Keywords: Cognitive control, Eating behavior, Impulsivity
1. Introduction
Self-control, or resistance to temptation, has been studied in the context of social, developmental and cognitive psychology. This ability can be operationally defined as the capacity to accomplish goal directed behavior in the face of salient, competing inputs and actions (Casey et al., 2005). A prominent component of self-control is the ability to suppress inappropriate behaviors in favor of appropriate ones, often termed impulse control (Casey et al., 1997; Rothbart et al., 2001; Spinrad et al., 2007), and can be measured by a number of self-report assessments and behavioral tasks (Mobbs et al., 2008; Somerville et al., 2011; Grose-Fifer et al., 2013). The classic go/no-go task measures the ability to maintain behavioral control in the face of interfering stimuli, by measuring an individual’s speed and accuracy when instructed to respond to a frequent target (go trial) and withhold response to a rare nontarget (no-go trial). Modifications of the classic go/no-go task (Durston et al., 2003; Hare et al., 2005, 2008; Tottenham et al., 2011) have been successfully used to measure motivationally-driven behavior using different subsets of salient cues, such as emotional faces, in examining emotion regulation across the developmental spectrum (Casey et al., 1997; Casey et al., 2007; Casey et al., 2011). In clinical populations, such as individuals diagnosed with an eating disorder, clinically-relevant stimulus sets (i.e. appetitive food cues) may be particularly useful to measure self-control in the context of the disorder. Impulsivity has been associated with food intake among healthy-weight individuals (Lindroos et al., 1997; Hays et al., 2002; Guerrieri et al., 2007; Guerrieri et al., 2008; Savage et al., 2009). While viewing advertising logos for food, healthy-weight children show enhanced recruitment of brain regions associated with impulse control relative to obese children (Bruce et al., 2013). Individuals with bulimia nervosa and binge-eating disorder (Nasser et al., 2004) display greater impulsivity scores on self-report measures compared to healthy controls, and, using fMRI, patients with bulimia fail to engage self-regulatory circuits to the same degree as healthy controls (Marsh 2009). Clinically, patients with anorexia nervosa display a remarkable ability to control their food intake behavior (Mayer et al., 2012) and demonstrate enhanced ability to delay monetary (e.g. non-food) rewards (Steinglass, 2012)
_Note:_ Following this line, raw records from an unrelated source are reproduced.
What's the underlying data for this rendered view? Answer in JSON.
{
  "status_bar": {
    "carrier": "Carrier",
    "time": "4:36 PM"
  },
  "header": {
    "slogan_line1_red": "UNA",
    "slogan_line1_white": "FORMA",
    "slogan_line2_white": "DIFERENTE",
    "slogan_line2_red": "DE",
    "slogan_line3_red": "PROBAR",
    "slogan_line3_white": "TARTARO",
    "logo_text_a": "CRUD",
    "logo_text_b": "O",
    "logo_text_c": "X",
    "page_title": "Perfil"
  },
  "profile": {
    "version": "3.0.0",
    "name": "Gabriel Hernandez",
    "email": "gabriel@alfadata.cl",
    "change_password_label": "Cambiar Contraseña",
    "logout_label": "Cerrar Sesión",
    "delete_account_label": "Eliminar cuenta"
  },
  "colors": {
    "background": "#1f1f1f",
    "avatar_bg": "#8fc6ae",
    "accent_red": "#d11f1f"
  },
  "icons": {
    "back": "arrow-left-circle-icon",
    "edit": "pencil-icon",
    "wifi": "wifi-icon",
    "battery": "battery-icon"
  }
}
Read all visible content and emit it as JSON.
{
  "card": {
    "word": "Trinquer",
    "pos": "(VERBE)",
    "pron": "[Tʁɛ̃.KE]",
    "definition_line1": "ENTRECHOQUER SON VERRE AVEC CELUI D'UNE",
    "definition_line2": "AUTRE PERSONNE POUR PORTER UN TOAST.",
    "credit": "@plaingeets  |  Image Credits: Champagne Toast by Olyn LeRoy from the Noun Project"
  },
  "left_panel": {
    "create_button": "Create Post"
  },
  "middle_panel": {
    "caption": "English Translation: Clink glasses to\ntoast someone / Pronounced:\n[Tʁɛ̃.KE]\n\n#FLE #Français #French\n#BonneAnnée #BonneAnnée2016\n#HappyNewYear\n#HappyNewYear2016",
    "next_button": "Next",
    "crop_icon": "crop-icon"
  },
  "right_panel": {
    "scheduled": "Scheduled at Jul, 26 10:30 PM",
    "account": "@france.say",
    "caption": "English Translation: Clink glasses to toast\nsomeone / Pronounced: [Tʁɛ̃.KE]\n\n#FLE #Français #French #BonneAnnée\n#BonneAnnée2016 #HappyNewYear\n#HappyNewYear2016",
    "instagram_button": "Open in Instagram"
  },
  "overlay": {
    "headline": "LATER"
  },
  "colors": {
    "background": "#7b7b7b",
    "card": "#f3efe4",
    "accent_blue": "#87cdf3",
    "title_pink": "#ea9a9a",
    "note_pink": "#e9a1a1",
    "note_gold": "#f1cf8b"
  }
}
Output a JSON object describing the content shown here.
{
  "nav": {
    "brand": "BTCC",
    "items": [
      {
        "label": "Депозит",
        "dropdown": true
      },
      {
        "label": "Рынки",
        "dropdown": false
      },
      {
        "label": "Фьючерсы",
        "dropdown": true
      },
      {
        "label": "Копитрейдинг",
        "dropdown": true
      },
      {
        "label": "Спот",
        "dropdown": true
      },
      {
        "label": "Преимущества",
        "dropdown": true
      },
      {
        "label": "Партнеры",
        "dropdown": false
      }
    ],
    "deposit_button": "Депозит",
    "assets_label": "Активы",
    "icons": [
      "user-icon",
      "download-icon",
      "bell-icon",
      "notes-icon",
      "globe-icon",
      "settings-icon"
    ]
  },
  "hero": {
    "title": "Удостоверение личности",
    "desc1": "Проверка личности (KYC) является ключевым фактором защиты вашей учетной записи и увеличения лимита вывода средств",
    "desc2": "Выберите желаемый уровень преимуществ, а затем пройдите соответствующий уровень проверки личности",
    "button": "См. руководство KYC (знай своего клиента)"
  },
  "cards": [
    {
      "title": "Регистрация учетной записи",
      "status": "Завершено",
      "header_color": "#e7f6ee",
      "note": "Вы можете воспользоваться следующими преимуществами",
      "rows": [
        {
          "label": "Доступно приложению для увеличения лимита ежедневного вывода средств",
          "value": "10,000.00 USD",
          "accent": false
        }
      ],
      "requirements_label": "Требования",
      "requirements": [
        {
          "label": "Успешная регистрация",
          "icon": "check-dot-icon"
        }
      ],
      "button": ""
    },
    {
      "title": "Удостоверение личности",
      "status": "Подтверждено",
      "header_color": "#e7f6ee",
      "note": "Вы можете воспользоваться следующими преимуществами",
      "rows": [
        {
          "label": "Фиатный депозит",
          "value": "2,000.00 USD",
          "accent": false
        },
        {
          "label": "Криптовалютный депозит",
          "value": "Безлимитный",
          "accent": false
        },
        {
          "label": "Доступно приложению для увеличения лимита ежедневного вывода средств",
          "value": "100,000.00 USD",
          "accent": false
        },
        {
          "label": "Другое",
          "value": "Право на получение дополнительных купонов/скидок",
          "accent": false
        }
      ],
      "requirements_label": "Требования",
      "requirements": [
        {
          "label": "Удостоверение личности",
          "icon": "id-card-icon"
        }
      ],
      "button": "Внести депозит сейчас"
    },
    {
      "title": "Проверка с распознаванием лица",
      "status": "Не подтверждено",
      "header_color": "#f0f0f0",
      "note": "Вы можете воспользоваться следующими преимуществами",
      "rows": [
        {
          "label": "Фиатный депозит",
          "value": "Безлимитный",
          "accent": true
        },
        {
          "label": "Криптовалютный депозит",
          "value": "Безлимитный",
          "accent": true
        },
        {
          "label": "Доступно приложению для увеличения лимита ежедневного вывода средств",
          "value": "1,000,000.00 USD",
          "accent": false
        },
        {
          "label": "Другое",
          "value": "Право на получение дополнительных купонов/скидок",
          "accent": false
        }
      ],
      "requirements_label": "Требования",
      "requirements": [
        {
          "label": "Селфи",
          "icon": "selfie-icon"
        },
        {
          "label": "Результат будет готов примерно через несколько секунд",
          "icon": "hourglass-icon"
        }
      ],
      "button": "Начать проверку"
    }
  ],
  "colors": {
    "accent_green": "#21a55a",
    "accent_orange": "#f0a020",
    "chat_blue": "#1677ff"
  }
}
When studying eating disorders, it is important to be able to distinguish behavioral differences in food-specific self-control from characteristic developmental differences in overall impulsivity. Eating disorders often first manifest during adolescence, but not uncommonly persist into adulthood, whereas impulse control, gradually improves from childhood to early adulthood. Additionally, subjective sensitivity to appetitive cues in our environment greatly influences our ability to exert self-control. Sensitivity to environmental cues has been shown to differ across development and within populations and can drive differences seen in self-control, where overall impulsivity measures are unable to capture this variability.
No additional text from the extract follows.